The $\beta$ terms can be expressed in terms of $g^{(0)}$, but we want to express them in terms of $g^{(k)}$ so that we can use the expression in each step.
Writing $x^{(k)} - x^{(0)}$ in terms of of the basis (Question 1) vectors multiplied
by $\alpha$ terms enables us to do that.
Then rearranging shows that $\beta_k = \alpha_k$ (Question 2)
question 1
there seems to be more $\beta$ terms than $\alpha$. There seems to be $1 , \cdots , k$ coefficients for $\beta$ and $1 , \cdots , k - 1$ for $\alpha$.
Why is this? If so - how can we equate them? If not (and there are the same number of each), what am I missing?
question 2
Why does this complete the proof? Is this showing that we have $k$ coefficients, and that we can solve for a coefficient with each step.
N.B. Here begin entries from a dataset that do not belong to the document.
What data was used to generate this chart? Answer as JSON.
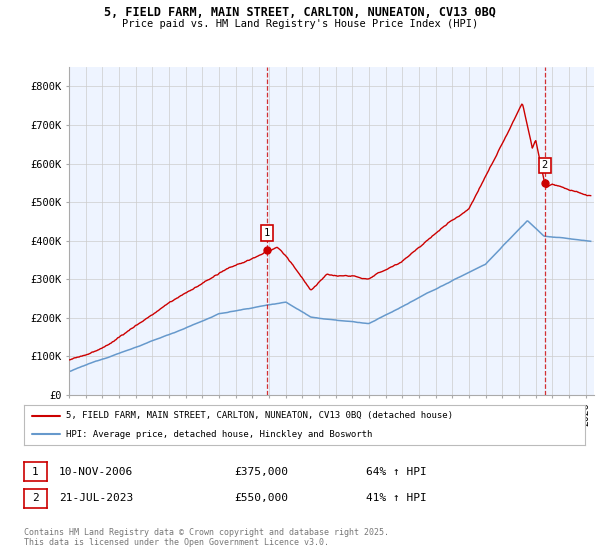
{
  "title_line1": "5, FIELD FARM, MAIN STREET, CARLTON, NUNEATON, CV13 0BQ",
  "title_line2": "Price paid vs. HM Land Registry's House Price Index (HPI)",
  "background_color": "#ffffff",
  "grid_color": "#cccccc",
  "red_line_color": "#cc0000",
  "blue_line_color": "#6699cc",
  "blue_fill_color": "#ddeeff",
  "sale1_year": 2006.87,
  "sale1_price": 375000,
  "sale2_year": 2023.55,
  "sale2_price": 550000,
  "legend_line1": "5, FIELD FARM, MAIN STREET, CARLTON, NUNEATON, CV13 0BQ (detached house)",
  "legend_line2": "HPI: Average price, detached house, Hinckley and Bosworth",
  "annotation1_date": "10-NOV-2006",
  "annotation1_price": "£375,000",
  "annotation1_hpi": "64% ↑ HPI",
  "annotation2_date": "21-JUL-2023",
  "annotation2_price": "£550,000",
  "annotation2_hpi": "41% ↑ HPI",
  "footer": "Contains HM Land Registry data © Crown copyright and database right 2025.\nThis data is licensed under the Open Government Licence v3.0.",
  "ytick_labels": [
    "£0",
    "£100K",
    "£200K",
    "£300K",
    "£400K",
    "£500K",
    "£600K",
    "£700K",
    "£800K"
  ],
  "ytick_values": [
    0,
    100000,
    200000,
    300000,
    400000,
    500000,
    600000,
    700000,
    800000
  ],
  "ylim": [
    0,
    850000
  ],
  "xlim_start": 1995.0,
  "xlim_end": 2026.5
}
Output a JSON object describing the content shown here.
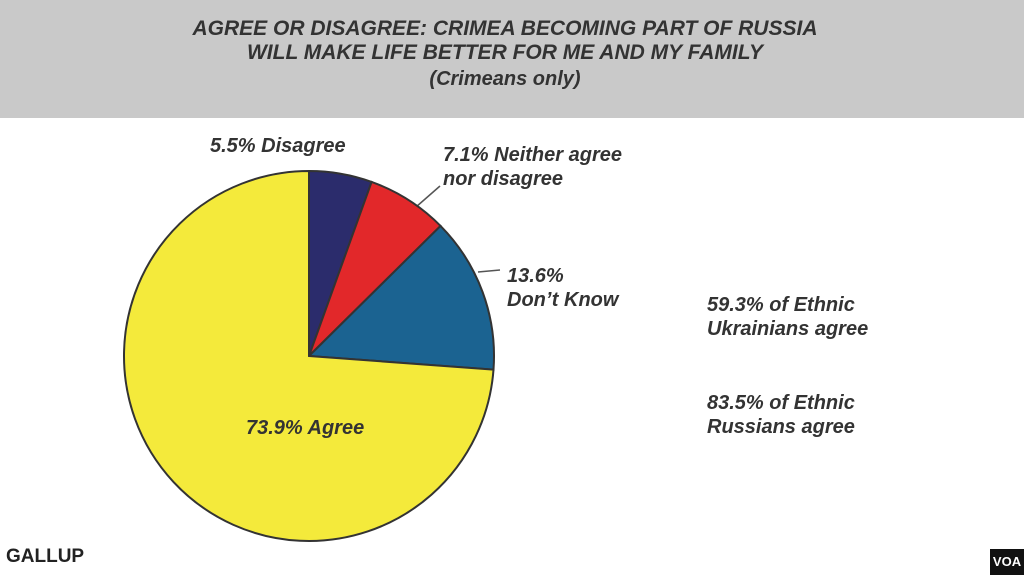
{
  "chart_data": {
    "type": "pie",
    "title": "AGREE OR DISAGREE: CRIMEA BECOMING PART OF RUSSIA\nWILL MAKE LIFE BETTER FOR ME AND MY FAMILY",
    "subtitle": "(Crimeans only)",
    "values": [
      5.5,
      7.1,
      13.6,
      73.9
    ],
    "value_labels": [
      "5.5% Disagree",
      "7.1% Neither agree\nnor disagree",
      "13.6%\nDon’t Know",
      "73.9% Agree"
    ],
    "colors": [
      "#2b2c6c",
      "#e2282a",
      "#1b6391",
      "#f4ea3b"
    ],
    "annotations": [
      "59.3% of Ethnic\nUkrainians agree",
      "83.5% of Ethnic\nRussians agree"
    ],
    "source": "GALLUP",
    "logo": "VOA"
  }
}
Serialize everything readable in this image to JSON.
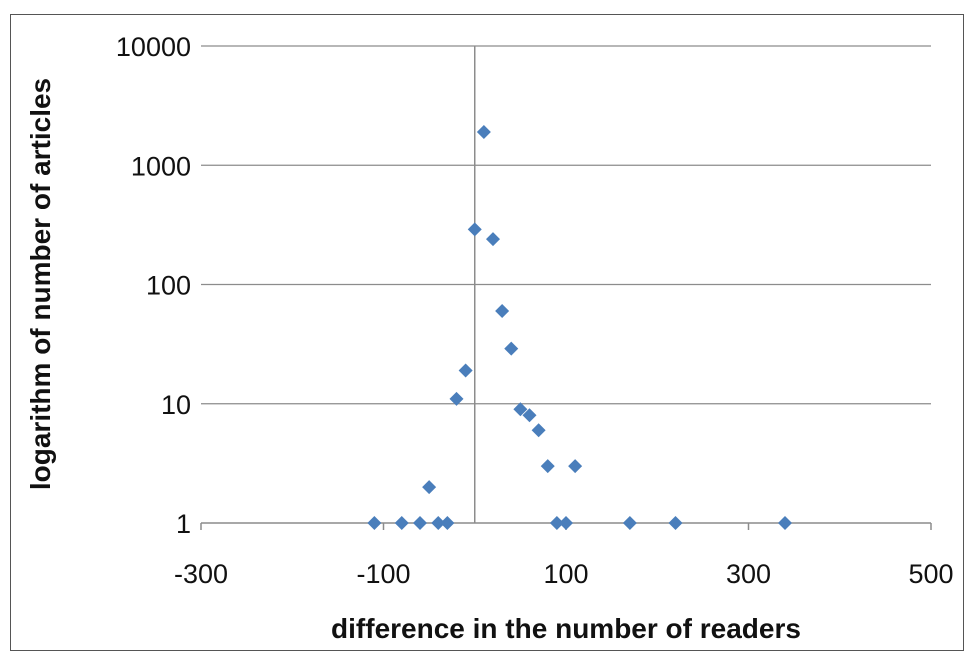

Once we have completed all steps we're able to express the optimal point $x^{(*)}$ in terms of the Q-conjugate vectors?
This is Theorem 10.1 from Chong and Zak "An Introduction to Optimization"
edit - confusion about number of coefficients.
From reading the above (to me) it appeared that, if the $\beta$ coefficients range from $ 1, ... , n-1$, and the $\alpha$ range through $1,...,k-1$.
It's previously stated in the line "Now premultiply both sides of the ...." that $0\leq k < n$.
Then if I can go upto $k$ for $\beta$ coefficients and $k-1$ in $\alpha$ it seems (to me) that there is one less $\alpha$ coefficient than $\beta$.
Hopefully that explains the confusion that I had wrt to that.


First, the algorithm produces $\alpha_0,...,\alpha_{n-1}$ (and $d_0,...,d_{n-1}$), so there are $n$ of them.
After the last iteration we have $x_n = x_0+\sum_{k=0}^{n-1}\alpha_k d_k$.
Since the $d_k$ are linearly independent ($Q$ is symmetric positive definite, I presume) we can write the (unique) solution $x_*$ to $Qx_*=b$ as $x_*=x_0+\sum_{k=0}^{n-1}\beta_k d_k$ (in fact, any $x$ can be written this way for suitable coefficients).
The theorem shows that $\beta_k = \alpha_k$, hence we have $x_* = x_n$.
Note that the above is a theoretical result, in practice numerical errors accumulate; one can restart to reduce the impact. GC algorithms and their ilk are often used for finding quick approximate solutions.